Newmont Mining (NEM) Stock Is Down Today as Gold Prices Fall

Newmont Mining (NEM) is falling Friday as gold prices drop in reaction to the Labor Department's February jobs report.
By Lindsay Ingram ,

NEW YORK (TheStreet) -- Shares of gold producer Newmont Mining (NEM) - Get Report were falling 5.9% to $23.80 Friday as gold prices were falling to two-month lows following the Labor Department's February jobs report.

Gold for April delivery was falling 1.8% to $1,174.30 an ounce Friday morning, the lowest levels for the commodity since Jan. 5.

Gold prices fell because the U.S. economy added more jobs than expected in February, which could lead to the Federal Reserve raising interest rates near the middle of the year, according to the Wall Street Journal. The U.S. economy added 295,000 jobs to payrolls in February, above estimates of 240,000 jobs added, causing the unemployment rate to fall to 5.5%.

"This is not good for gold," RJO Futures broker Bob Haberkorn told the Journal. "This adds fuel to the fire for the idea that the Fed will raise rates sooner rather than later."

TheStreet Ratings team rates NEWMONT MINING CORP as a Hold with a ratings score of C. TheStreet Ratings Team has this to say about their recommendation:

"We rate NEWMONT MINING CORP (NEM) a HOLD. The primary factors that have impacted our rating are mixed -- some indicating strength, some showing weaknesses, with little evidence to justify the expectation of either a positive or negative performance for this stock relative to most other stocks. The company's strengths can be seen in multiple areas, such as its increase in stock price during the past year, impressive record of earnings per share growth and compelling growth in net income. However, as a counter to these strengths, we find that revenues have generally been declining."
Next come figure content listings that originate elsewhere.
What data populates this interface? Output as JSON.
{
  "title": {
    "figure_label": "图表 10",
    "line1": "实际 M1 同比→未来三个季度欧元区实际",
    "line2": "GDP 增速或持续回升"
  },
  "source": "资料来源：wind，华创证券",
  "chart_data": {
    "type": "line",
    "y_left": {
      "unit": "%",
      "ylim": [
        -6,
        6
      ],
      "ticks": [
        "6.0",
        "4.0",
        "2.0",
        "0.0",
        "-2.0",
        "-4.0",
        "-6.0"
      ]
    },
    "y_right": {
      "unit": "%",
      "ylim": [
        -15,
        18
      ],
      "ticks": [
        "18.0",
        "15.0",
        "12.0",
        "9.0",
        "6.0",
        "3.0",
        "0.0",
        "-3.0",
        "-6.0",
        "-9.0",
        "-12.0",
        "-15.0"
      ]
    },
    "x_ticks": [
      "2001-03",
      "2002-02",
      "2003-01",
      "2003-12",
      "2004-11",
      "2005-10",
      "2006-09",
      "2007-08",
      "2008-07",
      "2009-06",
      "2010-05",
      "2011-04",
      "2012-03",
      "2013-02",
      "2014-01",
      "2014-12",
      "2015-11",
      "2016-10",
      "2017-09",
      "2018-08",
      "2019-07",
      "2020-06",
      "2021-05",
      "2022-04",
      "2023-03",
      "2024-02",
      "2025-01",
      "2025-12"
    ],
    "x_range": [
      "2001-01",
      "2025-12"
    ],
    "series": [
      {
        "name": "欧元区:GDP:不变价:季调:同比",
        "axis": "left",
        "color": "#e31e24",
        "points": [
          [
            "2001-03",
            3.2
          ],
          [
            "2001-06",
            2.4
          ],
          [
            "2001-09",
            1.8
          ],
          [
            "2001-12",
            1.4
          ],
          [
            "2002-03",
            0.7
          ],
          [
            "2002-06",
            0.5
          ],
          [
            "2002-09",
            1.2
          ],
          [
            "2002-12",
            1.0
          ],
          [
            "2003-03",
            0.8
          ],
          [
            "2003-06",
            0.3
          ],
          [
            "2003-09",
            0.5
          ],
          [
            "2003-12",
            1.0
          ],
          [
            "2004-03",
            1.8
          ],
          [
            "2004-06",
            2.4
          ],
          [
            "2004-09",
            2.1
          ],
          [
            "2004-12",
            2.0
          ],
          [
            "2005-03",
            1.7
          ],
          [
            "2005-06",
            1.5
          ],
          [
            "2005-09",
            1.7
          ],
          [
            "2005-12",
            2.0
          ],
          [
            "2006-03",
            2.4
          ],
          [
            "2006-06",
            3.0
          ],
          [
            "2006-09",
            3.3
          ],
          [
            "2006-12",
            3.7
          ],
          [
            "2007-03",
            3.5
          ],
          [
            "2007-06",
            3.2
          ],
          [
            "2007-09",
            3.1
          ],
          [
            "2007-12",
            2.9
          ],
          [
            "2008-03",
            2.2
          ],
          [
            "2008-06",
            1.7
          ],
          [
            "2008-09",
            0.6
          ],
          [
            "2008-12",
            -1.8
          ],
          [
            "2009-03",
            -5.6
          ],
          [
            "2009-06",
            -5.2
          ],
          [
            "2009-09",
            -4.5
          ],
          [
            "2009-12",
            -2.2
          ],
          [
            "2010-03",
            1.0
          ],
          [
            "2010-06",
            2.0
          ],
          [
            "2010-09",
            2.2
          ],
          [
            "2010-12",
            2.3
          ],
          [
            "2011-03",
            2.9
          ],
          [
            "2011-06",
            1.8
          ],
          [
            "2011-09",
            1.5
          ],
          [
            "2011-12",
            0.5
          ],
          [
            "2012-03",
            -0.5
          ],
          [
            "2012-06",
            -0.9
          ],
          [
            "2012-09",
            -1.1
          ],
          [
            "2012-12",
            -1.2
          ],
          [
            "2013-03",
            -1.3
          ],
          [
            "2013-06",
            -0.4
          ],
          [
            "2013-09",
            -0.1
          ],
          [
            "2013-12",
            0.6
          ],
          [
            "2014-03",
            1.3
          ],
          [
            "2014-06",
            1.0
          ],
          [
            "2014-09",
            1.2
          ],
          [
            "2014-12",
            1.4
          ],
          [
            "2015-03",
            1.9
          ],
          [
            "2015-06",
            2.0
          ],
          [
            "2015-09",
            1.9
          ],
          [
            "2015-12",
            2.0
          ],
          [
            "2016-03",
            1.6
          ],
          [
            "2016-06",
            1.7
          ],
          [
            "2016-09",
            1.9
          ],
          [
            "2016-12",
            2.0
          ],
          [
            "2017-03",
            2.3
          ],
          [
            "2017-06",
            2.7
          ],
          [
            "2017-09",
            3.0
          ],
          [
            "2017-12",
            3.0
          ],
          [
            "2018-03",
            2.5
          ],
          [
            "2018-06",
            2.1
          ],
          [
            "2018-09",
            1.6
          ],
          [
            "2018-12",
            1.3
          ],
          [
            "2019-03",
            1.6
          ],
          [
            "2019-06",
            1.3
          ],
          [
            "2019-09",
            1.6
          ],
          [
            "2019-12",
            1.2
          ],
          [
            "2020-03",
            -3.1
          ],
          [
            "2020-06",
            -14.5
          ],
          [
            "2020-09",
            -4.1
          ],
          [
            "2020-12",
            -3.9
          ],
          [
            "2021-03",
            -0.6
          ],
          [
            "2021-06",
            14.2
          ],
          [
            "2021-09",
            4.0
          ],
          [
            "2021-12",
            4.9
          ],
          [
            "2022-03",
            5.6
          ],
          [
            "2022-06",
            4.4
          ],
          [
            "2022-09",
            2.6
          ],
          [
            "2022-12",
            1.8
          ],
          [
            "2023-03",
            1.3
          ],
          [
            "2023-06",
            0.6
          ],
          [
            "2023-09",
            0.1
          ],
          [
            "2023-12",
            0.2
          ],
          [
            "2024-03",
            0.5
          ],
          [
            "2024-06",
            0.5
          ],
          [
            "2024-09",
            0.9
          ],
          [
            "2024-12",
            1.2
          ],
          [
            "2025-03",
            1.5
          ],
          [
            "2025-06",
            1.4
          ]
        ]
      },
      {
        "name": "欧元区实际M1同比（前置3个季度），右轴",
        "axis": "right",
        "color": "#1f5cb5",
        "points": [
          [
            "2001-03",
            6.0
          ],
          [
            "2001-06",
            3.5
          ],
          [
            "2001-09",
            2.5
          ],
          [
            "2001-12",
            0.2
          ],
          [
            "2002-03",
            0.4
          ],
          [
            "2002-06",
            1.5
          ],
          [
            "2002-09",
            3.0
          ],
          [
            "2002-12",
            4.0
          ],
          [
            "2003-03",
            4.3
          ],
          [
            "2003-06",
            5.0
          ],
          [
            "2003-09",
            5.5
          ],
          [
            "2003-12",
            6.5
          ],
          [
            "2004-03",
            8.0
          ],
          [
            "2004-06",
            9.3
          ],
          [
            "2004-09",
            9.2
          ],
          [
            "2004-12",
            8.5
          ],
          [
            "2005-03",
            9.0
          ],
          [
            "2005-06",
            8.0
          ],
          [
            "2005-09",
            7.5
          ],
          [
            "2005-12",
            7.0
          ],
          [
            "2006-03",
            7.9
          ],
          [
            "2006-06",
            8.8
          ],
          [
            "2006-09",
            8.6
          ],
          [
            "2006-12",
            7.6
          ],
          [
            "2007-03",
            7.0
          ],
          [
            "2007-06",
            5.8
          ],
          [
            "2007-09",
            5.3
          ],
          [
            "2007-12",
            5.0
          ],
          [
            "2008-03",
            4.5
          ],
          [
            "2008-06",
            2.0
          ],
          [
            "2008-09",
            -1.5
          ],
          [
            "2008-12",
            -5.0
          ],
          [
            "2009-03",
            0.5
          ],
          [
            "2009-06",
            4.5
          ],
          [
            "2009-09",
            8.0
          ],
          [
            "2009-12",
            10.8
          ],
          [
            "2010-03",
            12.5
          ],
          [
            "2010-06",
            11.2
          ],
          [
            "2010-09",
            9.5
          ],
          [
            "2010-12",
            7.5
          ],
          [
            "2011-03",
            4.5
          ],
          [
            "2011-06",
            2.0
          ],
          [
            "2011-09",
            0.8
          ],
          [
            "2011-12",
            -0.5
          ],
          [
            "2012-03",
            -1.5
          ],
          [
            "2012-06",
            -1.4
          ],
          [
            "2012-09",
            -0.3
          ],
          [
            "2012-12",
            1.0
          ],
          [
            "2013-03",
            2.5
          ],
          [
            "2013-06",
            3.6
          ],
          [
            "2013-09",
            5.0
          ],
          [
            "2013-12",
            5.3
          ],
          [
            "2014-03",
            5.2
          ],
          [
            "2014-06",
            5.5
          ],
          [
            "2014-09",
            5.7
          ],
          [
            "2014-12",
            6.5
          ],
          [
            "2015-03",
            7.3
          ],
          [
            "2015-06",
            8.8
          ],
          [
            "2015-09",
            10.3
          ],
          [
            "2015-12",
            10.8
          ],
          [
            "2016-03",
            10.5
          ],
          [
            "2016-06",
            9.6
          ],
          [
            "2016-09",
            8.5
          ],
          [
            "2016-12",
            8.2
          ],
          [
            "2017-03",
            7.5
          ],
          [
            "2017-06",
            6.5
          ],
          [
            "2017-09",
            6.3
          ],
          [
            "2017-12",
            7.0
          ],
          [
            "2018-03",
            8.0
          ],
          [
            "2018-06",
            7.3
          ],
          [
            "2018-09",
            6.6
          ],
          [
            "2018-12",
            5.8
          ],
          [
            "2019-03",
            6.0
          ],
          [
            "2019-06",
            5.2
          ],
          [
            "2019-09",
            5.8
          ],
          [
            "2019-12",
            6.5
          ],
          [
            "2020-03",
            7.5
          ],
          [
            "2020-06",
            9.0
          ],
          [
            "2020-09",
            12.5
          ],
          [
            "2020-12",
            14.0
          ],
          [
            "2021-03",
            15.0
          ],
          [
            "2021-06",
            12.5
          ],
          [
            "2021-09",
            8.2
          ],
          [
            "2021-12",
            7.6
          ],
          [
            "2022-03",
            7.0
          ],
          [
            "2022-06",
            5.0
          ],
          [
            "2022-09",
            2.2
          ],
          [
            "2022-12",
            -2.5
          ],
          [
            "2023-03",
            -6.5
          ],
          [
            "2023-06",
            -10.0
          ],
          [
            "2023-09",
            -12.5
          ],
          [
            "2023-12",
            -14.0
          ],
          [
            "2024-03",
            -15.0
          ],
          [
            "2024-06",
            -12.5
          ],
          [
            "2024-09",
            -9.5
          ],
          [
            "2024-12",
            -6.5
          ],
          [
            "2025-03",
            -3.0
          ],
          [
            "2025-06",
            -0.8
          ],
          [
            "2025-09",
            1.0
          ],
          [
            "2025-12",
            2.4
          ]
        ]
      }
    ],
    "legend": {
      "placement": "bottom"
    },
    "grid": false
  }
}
Highlights from the analysis by TheStreet Ratings Team goes as follows:

  • Compared to where it was a year ago today, the stock is now trading at a higher level, reflecting both the market's overall trend during that period and the fact that the company's earnings growth has been robust. Despite the fact that it has already risen in the past year, there is currently no conclusive evidence that warrants the purchase or sale of this stock.
  • NEWMONT MINING CORP reported significant earnings per share improvement in the most recent quarter compared to the same quarter a year ago. The company has demonstrated a pattern of positive earnings per share growth over the past year. We feel that this trend should continue. This trend suggests that the performance of the business is improving. During the past fiscal year, NEWMONT MINING CORP turned its bottom line around by earning $1.10 versus -$5.21 in the prior year. This year, the market expects an improvement in earnings ($1.22 versus $1.10).
  • The company's current return on equity greatly increased when compared to its ROE from the same quarter one year prior. This is a signal of significant strength within the corporation. Compared to other companies in the Metals & Mining industry and the overall market on the basis of return on equity, NEWMONT MINING CORP has outperformed in comparison with the industry average, but has underperformed when compared to that of the S&P 500.
  • NEM, with its decline in revenue, underperformed when compared the industry average of 2.5%. Since the same quarter one year prior, revenues slightly dropped by 7.8%. The declining revenue has not hurt the company's bottom line, with increasing earnings per share.
  • NEM's debt-to-equity ratio of 0.65 is somewhat low overall, but it is high when compared to the industry average, implying that the management of the debt levels should be evaluated further. Regardless of the somewhat mixed results with the debt-to-equity ratio, the company's quick ratio of 1.40 is sturdy.